Eles tanto não imaginavam o sucesso dessa música que ela não abre nenhum dos dois lados do LP (normalmente local aonde ficavam as apostas de sucesso dos álbuns). A surpresa foi imensa como diz Halford: “Honestamente, nós nem sonhamos que a música seria a que faria o disco um sucesso tão grande. Todos nós gostamos, mas parecia um pouco simples e talvez não pesado o suficiente. Terminamos no final da sessão e meio que decidimos mantê-la. Estávamos olhando para o álbum como um todo e talvez não tivéssemos a perspectiva de ver que era a faixa de destaque. Mas a gravadora ouviu e imediatamente eles disseram que iriam torná-lo o single e eles acharam que daria certo. Nós apenas demos de ombros, mas obviamente eles viram algo nela que nós não vimos”.
Mas nada disso a impediu de invadir os EUA e atingir #4 na parada de rock da Billboard e #17 na Billboard 200 com seu peso melódico e energia contagiante.

O álbum finaliza com a subestimada “Fever” (uma quase “power ballad” que sofreu por vir logo depois de “You’ve Got Another Thing Comin'”. Apesar de ser mais lenta em comparação ao restante do álbum, é uma bela canção) e a perversa “Devil’s Child” (a melhor música que o AC/DC nunca escreveu, foi uma excelente escolha para finalizar o álbum).
Os anos 80 (re)definiram o Heavy Metal, como lembra Tipton: “Eram tempos loucos, mas ótimos. Eu realmente olho para aqueles anos como os anos obrigatórios do metal. Todo mundo era uma estrela do rock, aspirante a estrela do rock ou parecia uma estrela do rock. Então, todos tinham a mesma plataforma para trabalhar”.
Mas este álbum não é “apenas” um marco para a banda. Não ajudou “apenas” a (re)definir o Metal, mudando a forma como ele era feito. Não serviu “apenas” de inspiração para o desenvolvimento de várias vertentes do Metal (power metal, speed metal…). Mas, sim, se tornou um dos mais importantes álbuns já feitos.

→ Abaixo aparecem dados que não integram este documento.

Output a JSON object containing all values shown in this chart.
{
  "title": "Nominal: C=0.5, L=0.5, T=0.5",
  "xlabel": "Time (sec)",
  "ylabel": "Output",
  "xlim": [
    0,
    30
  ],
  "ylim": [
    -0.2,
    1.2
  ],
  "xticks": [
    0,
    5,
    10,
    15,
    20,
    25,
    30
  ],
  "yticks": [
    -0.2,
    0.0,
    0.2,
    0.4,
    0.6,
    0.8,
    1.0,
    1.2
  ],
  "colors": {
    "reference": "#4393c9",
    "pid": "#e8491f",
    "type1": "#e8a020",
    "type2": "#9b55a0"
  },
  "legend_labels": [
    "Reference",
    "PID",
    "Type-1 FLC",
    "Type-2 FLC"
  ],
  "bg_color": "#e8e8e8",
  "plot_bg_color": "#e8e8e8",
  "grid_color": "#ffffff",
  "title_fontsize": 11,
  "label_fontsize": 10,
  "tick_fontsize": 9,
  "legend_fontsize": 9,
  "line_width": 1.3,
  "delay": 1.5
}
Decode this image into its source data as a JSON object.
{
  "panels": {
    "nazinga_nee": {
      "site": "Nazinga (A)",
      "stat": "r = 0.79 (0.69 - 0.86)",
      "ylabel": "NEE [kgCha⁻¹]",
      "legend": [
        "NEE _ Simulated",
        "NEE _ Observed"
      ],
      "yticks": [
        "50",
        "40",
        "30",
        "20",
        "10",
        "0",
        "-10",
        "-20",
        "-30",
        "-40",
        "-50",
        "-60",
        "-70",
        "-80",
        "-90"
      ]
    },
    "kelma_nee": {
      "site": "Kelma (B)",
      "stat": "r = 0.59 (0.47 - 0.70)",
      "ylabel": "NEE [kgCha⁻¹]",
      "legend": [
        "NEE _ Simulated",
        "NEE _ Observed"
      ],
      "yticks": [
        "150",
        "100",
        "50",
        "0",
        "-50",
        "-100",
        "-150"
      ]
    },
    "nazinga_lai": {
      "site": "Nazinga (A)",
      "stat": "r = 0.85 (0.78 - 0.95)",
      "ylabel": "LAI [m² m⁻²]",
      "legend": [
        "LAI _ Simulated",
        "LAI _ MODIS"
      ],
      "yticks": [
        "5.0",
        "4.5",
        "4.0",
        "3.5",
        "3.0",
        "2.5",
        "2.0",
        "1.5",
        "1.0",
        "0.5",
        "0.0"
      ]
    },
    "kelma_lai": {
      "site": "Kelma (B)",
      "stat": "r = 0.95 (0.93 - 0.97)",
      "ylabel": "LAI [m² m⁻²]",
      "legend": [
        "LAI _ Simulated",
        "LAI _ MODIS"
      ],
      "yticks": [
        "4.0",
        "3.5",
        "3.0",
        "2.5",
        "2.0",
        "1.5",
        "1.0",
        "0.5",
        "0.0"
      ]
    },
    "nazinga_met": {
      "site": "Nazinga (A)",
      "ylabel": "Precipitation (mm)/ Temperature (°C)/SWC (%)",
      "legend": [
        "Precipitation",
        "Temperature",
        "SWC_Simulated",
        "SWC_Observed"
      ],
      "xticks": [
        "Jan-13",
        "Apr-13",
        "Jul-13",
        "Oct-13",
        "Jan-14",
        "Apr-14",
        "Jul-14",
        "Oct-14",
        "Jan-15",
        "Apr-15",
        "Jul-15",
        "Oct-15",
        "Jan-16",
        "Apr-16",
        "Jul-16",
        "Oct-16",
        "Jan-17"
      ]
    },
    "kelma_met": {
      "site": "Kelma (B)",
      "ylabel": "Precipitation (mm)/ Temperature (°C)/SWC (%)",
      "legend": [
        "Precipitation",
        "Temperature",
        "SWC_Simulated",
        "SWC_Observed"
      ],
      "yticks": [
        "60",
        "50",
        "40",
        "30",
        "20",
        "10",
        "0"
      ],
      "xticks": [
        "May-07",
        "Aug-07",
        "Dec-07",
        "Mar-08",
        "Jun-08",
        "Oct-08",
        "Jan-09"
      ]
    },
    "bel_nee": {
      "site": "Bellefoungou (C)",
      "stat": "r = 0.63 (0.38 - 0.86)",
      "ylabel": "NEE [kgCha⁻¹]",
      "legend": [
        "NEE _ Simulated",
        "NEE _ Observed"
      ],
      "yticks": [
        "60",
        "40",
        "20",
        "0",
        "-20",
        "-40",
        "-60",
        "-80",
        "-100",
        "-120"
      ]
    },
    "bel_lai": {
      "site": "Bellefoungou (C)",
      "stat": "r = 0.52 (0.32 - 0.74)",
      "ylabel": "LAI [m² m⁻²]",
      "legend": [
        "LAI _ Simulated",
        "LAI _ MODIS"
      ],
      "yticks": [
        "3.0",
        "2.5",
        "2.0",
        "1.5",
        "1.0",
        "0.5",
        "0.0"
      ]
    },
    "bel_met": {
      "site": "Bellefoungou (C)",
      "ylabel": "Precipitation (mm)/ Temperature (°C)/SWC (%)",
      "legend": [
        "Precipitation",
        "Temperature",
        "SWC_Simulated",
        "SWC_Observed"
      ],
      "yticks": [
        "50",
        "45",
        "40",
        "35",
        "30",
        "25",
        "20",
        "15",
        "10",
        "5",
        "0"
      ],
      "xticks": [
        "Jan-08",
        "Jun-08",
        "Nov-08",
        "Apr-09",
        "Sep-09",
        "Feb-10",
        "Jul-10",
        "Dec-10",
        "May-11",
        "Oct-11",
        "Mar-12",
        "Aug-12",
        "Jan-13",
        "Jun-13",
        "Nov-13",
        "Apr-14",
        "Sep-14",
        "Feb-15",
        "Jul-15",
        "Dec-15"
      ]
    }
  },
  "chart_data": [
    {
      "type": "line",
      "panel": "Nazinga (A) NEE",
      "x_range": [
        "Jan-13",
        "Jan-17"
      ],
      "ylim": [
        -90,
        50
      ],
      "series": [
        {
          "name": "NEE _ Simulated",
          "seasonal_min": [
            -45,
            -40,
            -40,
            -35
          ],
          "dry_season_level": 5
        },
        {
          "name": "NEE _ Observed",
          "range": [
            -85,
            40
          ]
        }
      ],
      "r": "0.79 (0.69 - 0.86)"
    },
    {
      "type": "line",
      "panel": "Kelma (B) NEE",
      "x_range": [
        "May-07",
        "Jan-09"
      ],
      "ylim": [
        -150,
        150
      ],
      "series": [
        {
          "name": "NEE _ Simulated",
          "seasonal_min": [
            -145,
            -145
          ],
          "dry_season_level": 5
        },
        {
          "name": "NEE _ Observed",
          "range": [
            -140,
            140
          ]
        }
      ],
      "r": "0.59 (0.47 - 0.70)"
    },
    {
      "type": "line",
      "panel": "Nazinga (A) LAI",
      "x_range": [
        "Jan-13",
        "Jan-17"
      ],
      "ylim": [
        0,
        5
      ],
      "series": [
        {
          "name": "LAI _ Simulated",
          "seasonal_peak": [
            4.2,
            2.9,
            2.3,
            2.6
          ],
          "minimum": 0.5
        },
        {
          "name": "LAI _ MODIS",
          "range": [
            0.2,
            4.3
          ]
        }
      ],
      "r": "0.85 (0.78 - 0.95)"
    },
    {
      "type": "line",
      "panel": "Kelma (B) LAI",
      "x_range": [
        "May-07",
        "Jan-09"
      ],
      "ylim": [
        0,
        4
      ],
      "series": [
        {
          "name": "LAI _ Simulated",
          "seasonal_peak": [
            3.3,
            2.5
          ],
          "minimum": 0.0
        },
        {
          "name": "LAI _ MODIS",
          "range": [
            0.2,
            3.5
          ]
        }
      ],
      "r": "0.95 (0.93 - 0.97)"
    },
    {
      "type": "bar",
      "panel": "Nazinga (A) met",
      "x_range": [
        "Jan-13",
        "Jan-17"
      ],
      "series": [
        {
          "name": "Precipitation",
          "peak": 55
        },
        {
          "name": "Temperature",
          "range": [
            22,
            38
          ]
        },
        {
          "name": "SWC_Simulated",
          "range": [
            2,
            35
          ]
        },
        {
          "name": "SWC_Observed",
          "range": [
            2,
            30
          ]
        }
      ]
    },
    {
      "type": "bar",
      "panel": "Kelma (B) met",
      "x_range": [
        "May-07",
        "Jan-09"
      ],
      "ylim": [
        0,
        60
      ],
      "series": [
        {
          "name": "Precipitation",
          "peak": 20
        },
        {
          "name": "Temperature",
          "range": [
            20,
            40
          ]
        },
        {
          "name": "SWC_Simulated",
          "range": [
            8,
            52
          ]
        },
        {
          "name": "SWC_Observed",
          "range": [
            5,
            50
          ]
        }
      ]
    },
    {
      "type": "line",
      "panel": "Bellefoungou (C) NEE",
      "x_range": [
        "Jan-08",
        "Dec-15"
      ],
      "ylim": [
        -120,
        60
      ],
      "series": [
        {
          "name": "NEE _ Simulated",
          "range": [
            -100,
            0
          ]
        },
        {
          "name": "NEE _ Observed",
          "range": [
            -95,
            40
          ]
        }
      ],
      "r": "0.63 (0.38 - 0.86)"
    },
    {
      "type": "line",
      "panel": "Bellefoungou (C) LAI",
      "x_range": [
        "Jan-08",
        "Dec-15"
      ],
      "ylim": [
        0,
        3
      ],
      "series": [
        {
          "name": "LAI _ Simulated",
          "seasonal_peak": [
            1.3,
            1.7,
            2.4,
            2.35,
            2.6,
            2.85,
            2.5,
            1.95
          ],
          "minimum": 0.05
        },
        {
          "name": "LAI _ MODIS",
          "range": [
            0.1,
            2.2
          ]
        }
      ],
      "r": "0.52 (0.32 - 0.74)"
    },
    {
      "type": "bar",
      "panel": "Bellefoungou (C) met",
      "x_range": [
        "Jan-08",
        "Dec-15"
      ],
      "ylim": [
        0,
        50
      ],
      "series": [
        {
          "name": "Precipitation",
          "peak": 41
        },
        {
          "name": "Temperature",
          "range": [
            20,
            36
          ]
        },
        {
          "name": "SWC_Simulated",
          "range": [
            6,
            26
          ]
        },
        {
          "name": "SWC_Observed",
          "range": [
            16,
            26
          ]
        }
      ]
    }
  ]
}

Coeso e contagiante “Screaming For Vengeance” consolida e aperfeiçoa o que o Judas Priest vinha fazendo em seus álbuns anteriores soando mais pesado do que nunca e deixando uma marca indelével no estilo. Que as novas gerações possam ter noção da importância que o álbum e o Judas possuem e deem o devido reconhecimento e respeito a eles.